Vor allem in Korea wurde Paul Schneiss wegen seines
Engagements für Menschenrechte, an dem die ganze Familie Anteil hatte, vielfach
geehrt, zuletzt mit dem Order of Merit, was dem deutschen Bundesverdienstkreuz
entspricht (und dem Mirokj Li Preise der Deutsch Koreanischen Gesellschaft). Als
er starb, haben Persönlichkeiten des öffentlichen Lebens wie der
Oberbürgermeister der Stadt Kwangju, der Wiedervereinigungsminister der
Republik Korea und der Generalsekretär des Nationalen Kirchenrates seiner
gedacht und sein Wirken gewürdigt. In so gut wie allen koreanischen
Tageszeitungen sind nach seinem Tod Artikel über Paul erschienen und auch das
Korea Broadcasting System – das öffentlich rechtliche Fernsehen in Korea – hat
einen kurzen Beitrag über ihn gesendet.
Mir sind in den letzten Tagen erneut die tiefen kulturellen
Unterschiede zwischen der westlichen und der koreanischen Kultur aufgefallen. In
Korea sind die Verstorbenen ja in gewisser Weise nicht tot, sie gehören nun zu
der Reihe der Vorfahren, der Ahnen. Unter dem Schutz und Segen der Ahnen soll
und darf die gegenwärtige und die kommende Generation leben.

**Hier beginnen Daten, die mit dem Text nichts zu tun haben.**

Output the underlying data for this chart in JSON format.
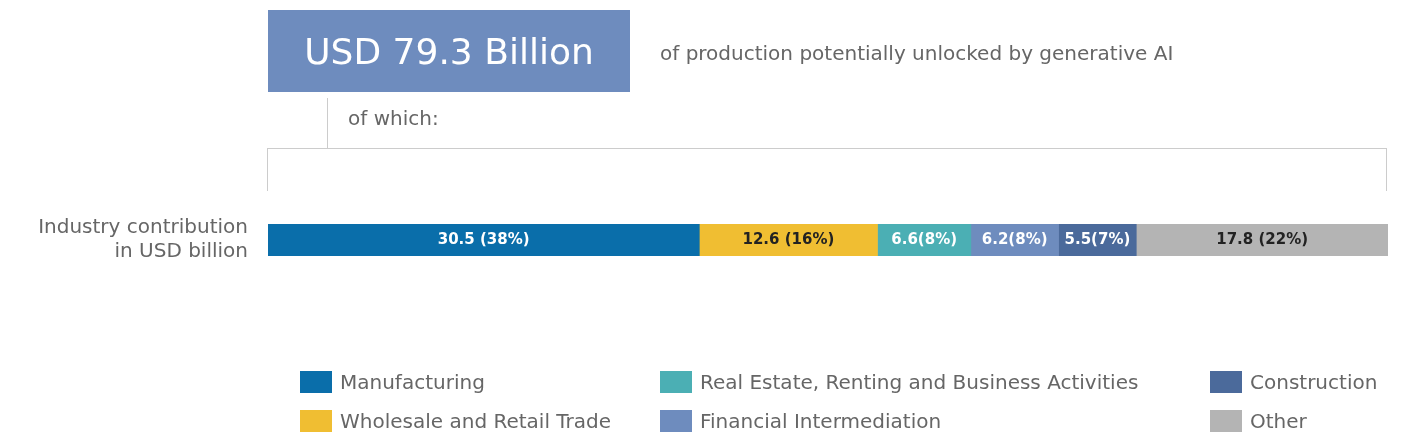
{
  "chart_data": {
    "type": "bar",
    "orientation": "horizontal",
    "stacked": true,
    "title": "USD 79.3 Billion",
    "subtitle": "of production potentially unlocked by generative AI",
    "annotations": [
      "of which:"
    ],
    "categories": [
      "Industry contribution in USD billion"
    ],
    "legend": "bottom",
    "series": [
      {
        "name": "Manufacturing",
        "color": "#0a6eaa",
        "values": [
          30.5
        ],
        "value_labels": [
          "30.5 (38%)"
        ]
      },
      {
        "name": "Wholesale and Retail Trade",
        "color": "#f0be32",
        "values": [
          12.6
        ],
        "value_labels": [
          "12.6 (16%)"
        ]
      },
      {
        "name": "Real Estate, Renting and Business Activities",
        "color": "#4bafb4",
        "values": [
          6.6
        ],
        "value_labels": [
          "6.6(8%)"
        ]
      },
      {
        "name": "Financial Intermediation",
        "color": "#6e8cbe",
        "values": [
          6.2
        ],
        "value_labels": [
          "6.2(8%)"
        ]
      },
      {
        "name": "Construction",
        "color": "#4b6a9b",
        "values": [
          5.5
        ],
        "value_labels": [
          "5.5(7%)"
        ]
      },
      {
        "name": "Other",
        "color": "#b4b4b4",
        "values": [
          17.8
        ],
        "value_labels": [
          "17.8 (22%)"
        ]
      }
    ]
  }
}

Anders als in Deutschland üblich, wird in Korea auch auf Facebook der
Verstorbenen gedacht, es werden Bilder mit ihm gepostet und an Begegnungen mit
ihm erinnert. Dabei wird auch deutlich, dass die Gastfreundschaft im Hause
Schneiss gleichsam legendär ist. (Es gibt kaum eine oder einen
Theologiestudierende aus Ostasien in Heidelberg, um die sich Paul nicht mit Rat
und Tat gekümmert hätte. Viele berichten davon, wie er sie zum Essen eingeladen
hat und Ausflüge mit ihnen gemacht hat.) Ein junges Paar berichtet davon, wie
Paul sie mit einem Segenswunsch nach Korea verabschiedete und damit gleichsam
ihre Ehe gestiftet hat. Ein Filmemacher kam 2018 nach Heidelberg, um eine
Dokumentation zu drehen über einige Persönlichkeiten, die nach dem
schrecklichen Massaker in Kwangju 1980 weltweit Solidarität organsierten. In
seinem Facebook Post berichtet er auch begeistert, wie Paul das Team danach zur
Vorstandssitzung der DOAM in Bad Boll mitnahm und auf dem Weg dahin mit seinem
BMW mit 180 Stundenkilometer fuhr. Damit man ihm das auch glaubt, ist gleich
noch ein Bild dabei mit der Tachonadel.
Ja und damit will ich gleich schließen: Paul war unermüdlich
unterwegs in Sachen DOAM, in Sachen Menschenrechte, Frieden und interreligiöser
Dialog. Als ich ihm am 15. März 2013 zu seinem 80. Geburtstag gratulieren
wollte, da war er nicht zuhause. Er war in Ravensburg, um einen Sinto in einem
Prozess zu unterstützen, in dem es um rassistische Beleidigung durch einen
Polizisten ging. Ich bin überzeugt, die beste Art Paul zu ehren ist, wenn wir
in uns ein wenig von der Leidenschaft lebendig sein lassen, die auch ihn bewegt
hat den. Er hat auf alle Fälle immer wieder den „Ort des Geschehens“ – ein
wichtiger Begriff in der Minjungtheologie – aufgesucht, an dem Leid erlitten
wird, aber auch die Kraft der Auferstehung und des neuen Lebens spürbar wird.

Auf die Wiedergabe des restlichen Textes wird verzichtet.